Im Video: Tigers Putt zum historischen Triumph
Erinnerungen an 1997
Viel wichtiger ist Tiger im Rausch des Glücks sein damals zehnjähriger Sohn Charlie, der ihm hinterm Grün in die Arme läuft. Die rührenden Bilder erinnern an den jungen Tiger und seinen ersten Augusta-Triumph, exakt 22 Jahre und einen Tag zuvor. Damals, im April 1997, umarmte er nach dem letzten Putt seinen Vater Earl, der mit einer schweren Herzerkrankung vor Ort war. Auch wenn ein Vergleich hinkt: Augusta 2019 gehört zu den emotionalsten Momenten, die der Golfsport jemals erlebt hat.
Es ist die persönliche Geschichte des Tiger Woods, die diesen Triumph noch größer macht als es die verrücktesten Statistiken ausdrücken können. Die elf langen, frustrierenden und herausfordernden Jahre, die ihn in die Tiefen der sportlichen und persönlichen Verzweiflung führten. All die privaten Skandale und die vielen Verletzungen, die ihn immer wieder zurückwarfen. In Augusta erzählt man gern die Geschichte aus dem Jahr 2017, als Tiger für das Champions Dinner schwere Medikamente schluckte, um ein paar Stunden lang aufrecht sitzen zu können. Noch am Abend jettete er von Georgia nach England zu einem Spezialisten, der ihm eine Operation zur Versteifung der Wirbelsäule nahelegte. Tiger ließ den Eingriff in Texas durchführen, er schien das Ende seiner Karriere zu besiegeln. „Golf lag damals nicht einmal in der fernen Zukunft“, gestand er später.
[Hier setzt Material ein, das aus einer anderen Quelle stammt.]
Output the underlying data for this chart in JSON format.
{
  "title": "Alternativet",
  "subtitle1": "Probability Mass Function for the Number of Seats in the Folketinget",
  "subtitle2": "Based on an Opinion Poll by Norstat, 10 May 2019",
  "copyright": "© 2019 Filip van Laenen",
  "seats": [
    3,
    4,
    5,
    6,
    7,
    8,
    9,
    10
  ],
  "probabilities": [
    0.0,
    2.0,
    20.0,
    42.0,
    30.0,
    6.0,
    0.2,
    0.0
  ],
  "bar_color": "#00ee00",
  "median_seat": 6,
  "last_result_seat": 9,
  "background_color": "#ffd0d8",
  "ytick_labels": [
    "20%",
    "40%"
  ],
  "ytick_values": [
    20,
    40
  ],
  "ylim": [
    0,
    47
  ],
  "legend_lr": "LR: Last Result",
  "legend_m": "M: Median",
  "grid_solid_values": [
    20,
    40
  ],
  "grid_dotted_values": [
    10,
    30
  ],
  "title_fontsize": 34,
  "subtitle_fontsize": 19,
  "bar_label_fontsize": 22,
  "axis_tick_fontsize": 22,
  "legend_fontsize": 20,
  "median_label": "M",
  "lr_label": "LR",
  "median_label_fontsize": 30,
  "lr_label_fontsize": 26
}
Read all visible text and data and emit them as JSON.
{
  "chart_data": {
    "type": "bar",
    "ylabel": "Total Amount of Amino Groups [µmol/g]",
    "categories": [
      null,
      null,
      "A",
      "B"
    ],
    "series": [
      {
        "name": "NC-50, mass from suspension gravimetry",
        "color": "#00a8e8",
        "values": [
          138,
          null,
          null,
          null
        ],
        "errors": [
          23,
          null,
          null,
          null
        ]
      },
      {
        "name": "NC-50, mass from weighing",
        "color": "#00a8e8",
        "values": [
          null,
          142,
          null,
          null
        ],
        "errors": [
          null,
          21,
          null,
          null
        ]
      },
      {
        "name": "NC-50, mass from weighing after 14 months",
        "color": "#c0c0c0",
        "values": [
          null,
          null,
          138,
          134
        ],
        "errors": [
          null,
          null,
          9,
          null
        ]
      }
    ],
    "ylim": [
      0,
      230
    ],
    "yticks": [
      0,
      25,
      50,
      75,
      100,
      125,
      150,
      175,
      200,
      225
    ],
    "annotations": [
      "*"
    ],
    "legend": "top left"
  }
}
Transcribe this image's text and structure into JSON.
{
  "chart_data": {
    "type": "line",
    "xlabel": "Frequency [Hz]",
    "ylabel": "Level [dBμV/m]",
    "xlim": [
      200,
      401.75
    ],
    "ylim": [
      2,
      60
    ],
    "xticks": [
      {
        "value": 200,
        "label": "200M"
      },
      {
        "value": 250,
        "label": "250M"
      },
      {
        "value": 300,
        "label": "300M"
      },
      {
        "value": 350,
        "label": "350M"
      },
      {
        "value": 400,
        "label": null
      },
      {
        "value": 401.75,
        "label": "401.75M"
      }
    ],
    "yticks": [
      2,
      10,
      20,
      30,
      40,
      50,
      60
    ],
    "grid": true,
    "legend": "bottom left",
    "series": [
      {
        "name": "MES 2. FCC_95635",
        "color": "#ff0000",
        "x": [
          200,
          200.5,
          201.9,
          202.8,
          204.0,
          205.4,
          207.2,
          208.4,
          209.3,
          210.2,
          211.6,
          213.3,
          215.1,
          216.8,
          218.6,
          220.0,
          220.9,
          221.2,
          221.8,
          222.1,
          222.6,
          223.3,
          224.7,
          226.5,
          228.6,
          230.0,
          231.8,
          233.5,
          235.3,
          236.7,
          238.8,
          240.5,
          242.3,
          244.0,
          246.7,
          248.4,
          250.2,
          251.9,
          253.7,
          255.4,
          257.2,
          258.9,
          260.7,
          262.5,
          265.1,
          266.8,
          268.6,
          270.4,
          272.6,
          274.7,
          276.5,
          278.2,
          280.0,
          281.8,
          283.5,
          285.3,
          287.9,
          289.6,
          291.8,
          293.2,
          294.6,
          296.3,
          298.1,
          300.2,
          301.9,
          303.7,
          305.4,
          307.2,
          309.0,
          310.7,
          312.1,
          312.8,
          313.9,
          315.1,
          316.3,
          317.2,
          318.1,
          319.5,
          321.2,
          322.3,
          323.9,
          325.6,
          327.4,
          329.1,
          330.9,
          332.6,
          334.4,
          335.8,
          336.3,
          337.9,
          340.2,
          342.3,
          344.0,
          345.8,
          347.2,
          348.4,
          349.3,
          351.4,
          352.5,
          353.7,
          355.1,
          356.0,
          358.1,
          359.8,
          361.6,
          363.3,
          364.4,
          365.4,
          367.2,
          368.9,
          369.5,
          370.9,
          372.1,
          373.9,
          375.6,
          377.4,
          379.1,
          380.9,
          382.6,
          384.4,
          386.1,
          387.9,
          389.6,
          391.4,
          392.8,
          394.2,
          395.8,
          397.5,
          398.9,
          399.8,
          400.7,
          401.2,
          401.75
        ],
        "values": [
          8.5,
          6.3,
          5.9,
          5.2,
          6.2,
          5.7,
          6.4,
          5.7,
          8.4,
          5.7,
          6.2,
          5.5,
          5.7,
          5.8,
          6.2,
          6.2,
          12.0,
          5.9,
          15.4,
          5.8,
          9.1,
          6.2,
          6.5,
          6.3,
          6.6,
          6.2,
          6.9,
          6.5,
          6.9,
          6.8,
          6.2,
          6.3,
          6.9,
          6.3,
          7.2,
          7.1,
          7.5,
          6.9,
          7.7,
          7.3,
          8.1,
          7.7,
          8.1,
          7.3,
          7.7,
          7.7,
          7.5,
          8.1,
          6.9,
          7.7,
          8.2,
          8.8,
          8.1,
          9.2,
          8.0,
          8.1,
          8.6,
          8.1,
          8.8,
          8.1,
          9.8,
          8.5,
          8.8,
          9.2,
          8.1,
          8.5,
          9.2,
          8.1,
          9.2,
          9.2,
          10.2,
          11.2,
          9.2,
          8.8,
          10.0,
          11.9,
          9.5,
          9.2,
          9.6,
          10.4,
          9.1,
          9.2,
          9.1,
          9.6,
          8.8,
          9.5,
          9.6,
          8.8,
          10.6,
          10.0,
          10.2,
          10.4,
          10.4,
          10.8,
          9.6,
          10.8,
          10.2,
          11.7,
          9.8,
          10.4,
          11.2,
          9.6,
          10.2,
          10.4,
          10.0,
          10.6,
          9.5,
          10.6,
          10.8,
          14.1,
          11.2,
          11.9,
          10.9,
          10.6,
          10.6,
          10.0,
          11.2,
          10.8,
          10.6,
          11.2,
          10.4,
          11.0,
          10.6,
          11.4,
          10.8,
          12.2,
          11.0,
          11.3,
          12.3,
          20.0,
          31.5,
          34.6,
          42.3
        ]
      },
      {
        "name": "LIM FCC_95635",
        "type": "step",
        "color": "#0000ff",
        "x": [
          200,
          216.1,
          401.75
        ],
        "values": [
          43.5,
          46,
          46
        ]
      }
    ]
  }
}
Aber im Geist eines Champions ist kein Platz für die Gedanken an das Aufgeben.
Tiger Woods glückte in Augusta 2019 das vielleicht größte Comeback in der Geschichte des Sports. Und 2022, drei Jahre später? Da kämpft er nach seinem schweren Autounfall vor etwas mehr als einem Jahr für die nächste Rückkehr auf die Tour. Wieder einmal. Es gibt keinen Grund daran zu zweifeln, dass sie ihm auch diesmal gelingen wird.